Bontrager was one of the pioneers of mountain bike and then road tubeless technology on both tyres and wheels.
Its TLR system uses a hard plastic sealing strip that snaps into place (be patient when fitting) rather than tape. This adds around 30g but it provides a much more secure seal, which is less prone to accidental damage from tyre levers or from over pressuring. That’s particularly pertinent as the rim shape does create a tight tyre-fitting squeeze that sometimes needs over-pressuring for a consistent tyre fit.
On the plus side, once they’re on and sitting evenly, that keeps them reliably airtight right down to teen psi cyclo-cross pressures. The 18.5mm wide internal trough also means they’re wide enough to support tyres up to 30mm well and manage 33mm too.

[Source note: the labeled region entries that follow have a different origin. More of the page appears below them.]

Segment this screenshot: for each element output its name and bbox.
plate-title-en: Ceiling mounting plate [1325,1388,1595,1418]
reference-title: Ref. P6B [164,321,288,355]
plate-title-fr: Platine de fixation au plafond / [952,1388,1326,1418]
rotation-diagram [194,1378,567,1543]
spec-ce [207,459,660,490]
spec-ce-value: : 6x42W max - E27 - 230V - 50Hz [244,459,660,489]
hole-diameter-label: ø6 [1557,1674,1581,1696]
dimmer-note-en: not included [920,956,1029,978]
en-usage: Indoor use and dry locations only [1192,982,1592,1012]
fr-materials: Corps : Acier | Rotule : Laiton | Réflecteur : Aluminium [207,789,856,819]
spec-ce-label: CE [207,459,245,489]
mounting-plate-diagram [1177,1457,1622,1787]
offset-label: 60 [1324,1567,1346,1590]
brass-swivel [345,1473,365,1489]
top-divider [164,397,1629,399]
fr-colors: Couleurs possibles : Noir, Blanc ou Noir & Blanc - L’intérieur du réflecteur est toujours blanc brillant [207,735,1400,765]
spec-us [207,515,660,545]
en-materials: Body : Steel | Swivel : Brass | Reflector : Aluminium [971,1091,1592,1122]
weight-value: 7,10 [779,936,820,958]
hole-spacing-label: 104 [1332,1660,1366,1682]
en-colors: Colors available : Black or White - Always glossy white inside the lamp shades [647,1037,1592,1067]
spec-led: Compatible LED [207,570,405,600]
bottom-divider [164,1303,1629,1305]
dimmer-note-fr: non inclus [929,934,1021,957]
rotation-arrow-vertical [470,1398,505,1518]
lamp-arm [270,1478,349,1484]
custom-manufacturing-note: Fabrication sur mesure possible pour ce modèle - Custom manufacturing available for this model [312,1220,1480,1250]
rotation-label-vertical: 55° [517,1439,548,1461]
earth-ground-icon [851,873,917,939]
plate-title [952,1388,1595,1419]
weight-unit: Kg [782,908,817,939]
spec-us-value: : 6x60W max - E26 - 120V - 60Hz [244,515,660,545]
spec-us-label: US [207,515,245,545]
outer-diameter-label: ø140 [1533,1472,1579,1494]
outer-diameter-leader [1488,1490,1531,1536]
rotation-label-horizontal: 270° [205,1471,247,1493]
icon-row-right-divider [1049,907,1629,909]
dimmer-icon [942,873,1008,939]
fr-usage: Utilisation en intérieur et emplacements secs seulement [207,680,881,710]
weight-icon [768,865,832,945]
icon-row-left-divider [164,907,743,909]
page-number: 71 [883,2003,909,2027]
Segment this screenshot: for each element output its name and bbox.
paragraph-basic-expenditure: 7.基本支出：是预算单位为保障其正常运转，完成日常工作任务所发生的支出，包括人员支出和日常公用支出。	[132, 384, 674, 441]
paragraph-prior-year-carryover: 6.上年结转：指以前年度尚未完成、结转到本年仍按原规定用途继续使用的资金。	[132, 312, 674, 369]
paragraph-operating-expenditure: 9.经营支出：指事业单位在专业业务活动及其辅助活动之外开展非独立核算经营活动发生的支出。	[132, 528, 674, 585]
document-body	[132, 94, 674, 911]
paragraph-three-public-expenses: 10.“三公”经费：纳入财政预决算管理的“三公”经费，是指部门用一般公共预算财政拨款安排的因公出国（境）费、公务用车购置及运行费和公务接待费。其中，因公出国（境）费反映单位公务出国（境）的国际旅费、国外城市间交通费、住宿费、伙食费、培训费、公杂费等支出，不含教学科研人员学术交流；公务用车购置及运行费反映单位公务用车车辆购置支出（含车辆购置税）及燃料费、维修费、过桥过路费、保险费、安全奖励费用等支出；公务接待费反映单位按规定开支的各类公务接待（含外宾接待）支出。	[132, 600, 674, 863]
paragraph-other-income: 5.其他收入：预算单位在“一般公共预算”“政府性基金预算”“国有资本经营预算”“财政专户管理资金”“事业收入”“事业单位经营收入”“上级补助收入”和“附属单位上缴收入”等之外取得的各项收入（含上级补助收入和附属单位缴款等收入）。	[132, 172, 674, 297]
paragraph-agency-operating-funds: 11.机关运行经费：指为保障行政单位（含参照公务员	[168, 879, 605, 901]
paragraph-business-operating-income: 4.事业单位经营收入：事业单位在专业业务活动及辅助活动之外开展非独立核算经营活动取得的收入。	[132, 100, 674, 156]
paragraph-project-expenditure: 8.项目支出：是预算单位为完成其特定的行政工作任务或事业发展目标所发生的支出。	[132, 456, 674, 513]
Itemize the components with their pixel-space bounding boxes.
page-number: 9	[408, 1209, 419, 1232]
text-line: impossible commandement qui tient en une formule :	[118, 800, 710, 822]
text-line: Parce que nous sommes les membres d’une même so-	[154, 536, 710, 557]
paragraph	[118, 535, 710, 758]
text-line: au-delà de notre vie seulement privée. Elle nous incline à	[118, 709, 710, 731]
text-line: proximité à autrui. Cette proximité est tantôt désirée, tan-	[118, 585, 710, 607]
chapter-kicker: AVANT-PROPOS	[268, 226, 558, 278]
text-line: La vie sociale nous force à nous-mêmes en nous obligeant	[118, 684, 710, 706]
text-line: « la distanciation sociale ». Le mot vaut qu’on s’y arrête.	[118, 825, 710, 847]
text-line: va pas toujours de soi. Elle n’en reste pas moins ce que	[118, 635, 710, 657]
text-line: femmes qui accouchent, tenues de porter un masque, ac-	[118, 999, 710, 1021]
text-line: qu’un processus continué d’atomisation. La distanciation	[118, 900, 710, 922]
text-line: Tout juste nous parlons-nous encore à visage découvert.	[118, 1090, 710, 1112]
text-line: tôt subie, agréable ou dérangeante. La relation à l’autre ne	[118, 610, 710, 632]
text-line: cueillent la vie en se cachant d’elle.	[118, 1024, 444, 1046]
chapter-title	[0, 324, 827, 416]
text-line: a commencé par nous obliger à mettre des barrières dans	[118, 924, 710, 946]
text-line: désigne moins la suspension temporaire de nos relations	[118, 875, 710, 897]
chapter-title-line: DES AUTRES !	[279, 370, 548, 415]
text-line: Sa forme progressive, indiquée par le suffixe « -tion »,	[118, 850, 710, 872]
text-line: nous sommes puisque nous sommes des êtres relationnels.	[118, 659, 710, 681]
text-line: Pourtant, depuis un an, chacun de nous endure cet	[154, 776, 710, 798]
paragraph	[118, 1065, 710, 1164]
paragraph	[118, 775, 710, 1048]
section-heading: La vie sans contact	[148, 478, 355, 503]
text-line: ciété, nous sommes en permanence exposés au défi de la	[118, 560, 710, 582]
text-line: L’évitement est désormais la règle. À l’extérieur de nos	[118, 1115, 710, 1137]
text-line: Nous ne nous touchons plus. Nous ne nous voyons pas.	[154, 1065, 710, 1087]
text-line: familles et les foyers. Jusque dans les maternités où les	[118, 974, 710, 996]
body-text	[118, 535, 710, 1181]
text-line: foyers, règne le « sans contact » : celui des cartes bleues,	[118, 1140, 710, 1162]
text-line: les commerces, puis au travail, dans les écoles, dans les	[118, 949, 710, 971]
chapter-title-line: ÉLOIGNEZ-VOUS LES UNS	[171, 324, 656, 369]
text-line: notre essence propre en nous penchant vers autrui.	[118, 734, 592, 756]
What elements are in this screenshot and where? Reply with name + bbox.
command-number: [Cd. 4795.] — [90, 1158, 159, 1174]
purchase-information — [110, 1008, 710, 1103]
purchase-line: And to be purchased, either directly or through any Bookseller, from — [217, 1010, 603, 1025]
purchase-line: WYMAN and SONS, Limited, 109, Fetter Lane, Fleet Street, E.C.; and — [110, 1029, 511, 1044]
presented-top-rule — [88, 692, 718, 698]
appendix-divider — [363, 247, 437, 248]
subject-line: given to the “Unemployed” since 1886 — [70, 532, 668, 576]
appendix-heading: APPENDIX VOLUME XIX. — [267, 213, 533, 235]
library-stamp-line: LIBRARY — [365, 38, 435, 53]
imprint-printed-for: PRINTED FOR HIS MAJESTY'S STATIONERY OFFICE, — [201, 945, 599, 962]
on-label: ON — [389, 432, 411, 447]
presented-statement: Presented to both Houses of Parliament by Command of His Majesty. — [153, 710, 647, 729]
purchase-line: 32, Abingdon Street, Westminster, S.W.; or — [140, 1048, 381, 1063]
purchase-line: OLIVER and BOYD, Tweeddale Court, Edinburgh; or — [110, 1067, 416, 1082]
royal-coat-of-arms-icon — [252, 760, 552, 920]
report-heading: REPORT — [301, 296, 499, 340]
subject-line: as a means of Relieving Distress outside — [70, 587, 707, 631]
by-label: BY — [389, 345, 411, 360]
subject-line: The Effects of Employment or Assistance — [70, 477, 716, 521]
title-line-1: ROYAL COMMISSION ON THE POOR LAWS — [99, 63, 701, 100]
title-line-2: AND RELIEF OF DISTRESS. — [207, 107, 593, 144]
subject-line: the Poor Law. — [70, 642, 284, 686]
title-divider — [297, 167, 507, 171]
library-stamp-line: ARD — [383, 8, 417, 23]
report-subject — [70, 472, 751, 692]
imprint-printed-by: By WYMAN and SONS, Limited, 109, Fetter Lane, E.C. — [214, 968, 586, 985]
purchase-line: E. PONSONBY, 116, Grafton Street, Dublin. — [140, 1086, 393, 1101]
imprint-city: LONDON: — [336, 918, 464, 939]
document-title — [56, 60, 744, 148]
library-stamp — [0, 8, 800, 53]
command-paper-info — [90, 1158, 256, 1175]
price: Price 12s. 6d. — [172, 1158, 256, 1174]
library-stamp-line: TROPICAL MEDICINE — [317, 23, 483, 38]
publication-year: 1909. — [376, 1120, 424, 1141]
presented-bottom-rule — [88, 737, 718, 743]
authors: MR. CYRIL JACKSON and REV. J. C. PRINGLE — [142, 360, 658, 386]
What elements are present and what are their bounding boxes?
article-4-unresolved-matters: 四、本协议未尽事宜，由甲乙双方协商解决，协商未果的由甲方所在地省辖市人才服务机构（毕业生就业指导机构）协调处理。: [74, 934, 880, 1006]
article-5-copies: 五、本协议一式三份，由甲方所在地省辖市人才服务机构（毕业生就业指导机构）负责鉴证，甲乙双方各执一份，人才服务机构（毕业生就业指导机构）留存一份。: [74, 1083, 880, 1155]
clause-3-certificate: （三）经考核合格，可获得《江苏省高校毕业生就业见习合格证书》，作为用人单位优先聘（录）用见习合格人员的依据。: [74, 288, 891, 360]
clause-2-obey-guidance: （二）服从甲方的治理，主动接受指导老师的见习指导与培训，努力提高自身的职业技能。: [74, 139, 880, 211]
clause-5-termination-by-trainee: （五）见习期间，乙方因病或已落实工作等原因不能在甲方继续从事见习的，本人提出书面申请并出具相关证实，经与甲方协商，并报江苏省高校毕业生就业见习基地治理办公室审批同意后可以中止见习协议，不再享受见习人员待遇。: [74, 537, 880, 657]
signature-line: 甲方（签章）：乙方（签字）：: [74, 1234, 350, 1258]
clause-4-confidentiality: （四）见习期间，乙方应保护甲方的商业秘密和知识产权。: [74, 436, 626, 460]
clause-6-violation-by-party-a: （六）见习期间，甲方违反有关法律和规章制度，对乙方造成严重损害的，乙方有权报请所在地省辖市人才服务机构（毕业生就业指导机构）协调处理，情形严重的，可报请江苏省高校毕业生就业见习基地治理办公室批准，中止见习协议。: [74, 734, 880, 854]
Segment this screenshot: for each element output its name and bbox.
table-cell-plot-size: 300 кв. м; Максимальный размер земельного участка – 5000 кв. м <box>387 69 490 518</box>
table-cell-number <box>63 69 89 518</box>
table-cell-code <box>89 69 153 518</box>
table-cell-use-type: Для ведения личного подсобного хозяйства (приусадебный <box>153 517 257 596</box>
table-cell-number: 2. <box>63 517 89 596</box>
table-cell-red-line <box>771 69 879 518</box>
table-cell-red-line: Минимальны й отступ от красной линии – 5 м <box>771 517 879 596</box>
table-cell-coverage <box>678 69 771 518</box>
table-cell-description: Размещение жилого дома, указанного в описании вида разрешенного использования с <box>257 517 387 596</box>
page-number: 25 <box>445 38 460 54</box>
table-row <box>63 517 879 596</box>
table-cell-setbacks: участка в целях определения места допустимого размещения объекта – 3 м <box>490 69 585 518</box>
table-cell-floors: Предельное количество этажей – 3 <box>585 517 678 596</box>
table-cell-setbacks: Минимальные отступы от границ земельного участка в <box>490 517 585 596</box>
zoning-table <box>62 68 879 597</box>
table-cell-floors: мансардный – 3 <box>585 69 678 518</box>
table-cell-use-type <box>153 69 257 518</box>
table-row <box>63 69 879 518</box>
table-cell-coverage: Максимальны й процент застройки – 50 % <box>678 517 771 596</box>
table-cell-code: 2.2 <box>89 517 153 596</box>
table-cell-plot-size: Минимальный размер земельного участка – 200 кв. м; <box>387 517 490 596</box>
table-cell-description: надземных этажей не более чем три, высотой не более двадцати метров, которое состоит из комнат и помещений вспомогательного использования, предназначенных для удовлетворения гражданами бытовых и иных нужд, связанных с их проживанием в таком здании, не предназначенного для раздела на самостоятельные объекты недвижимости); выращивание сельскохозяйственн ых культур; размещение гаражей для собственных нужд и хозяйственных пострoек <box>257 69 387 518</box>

The OCLV carbon rims are hand-built at the Trek factory in Wisconsin and, interestingly, they’re the same between rim and disc-brake versions. However, Trek feel the disc versions are more likely to be used aggressively than the rim-brake versions and having the same reinforcement is useful when you’re rimming out on a rocky path at low pressures.
The latest rounded D3 profile gives easy handling in all wind conditions
I used them extensively off-road without any issues, I can’t fault the logic unless you’re after the lightest wheels possible, but even then they’re still lighter than equivalent wheels from Zipp, Easton and Enve. It also means you could use them in a rim-braked bike in an emergency though that will obviously scuff up the otherwise clean gloss rims.
Bontrager was an early adopter of the wider, blunter rim trend for aero wheels and the latest rounded D3 profile gives easy handling in all wind conditions. The 35mm deep section still has enough drag reducing advantage to feel over a shallower or flat-faced rim too and 50mm versions are also available if you want to amp up the aero or build a mixed depth set similar to the ENVE 4.5s.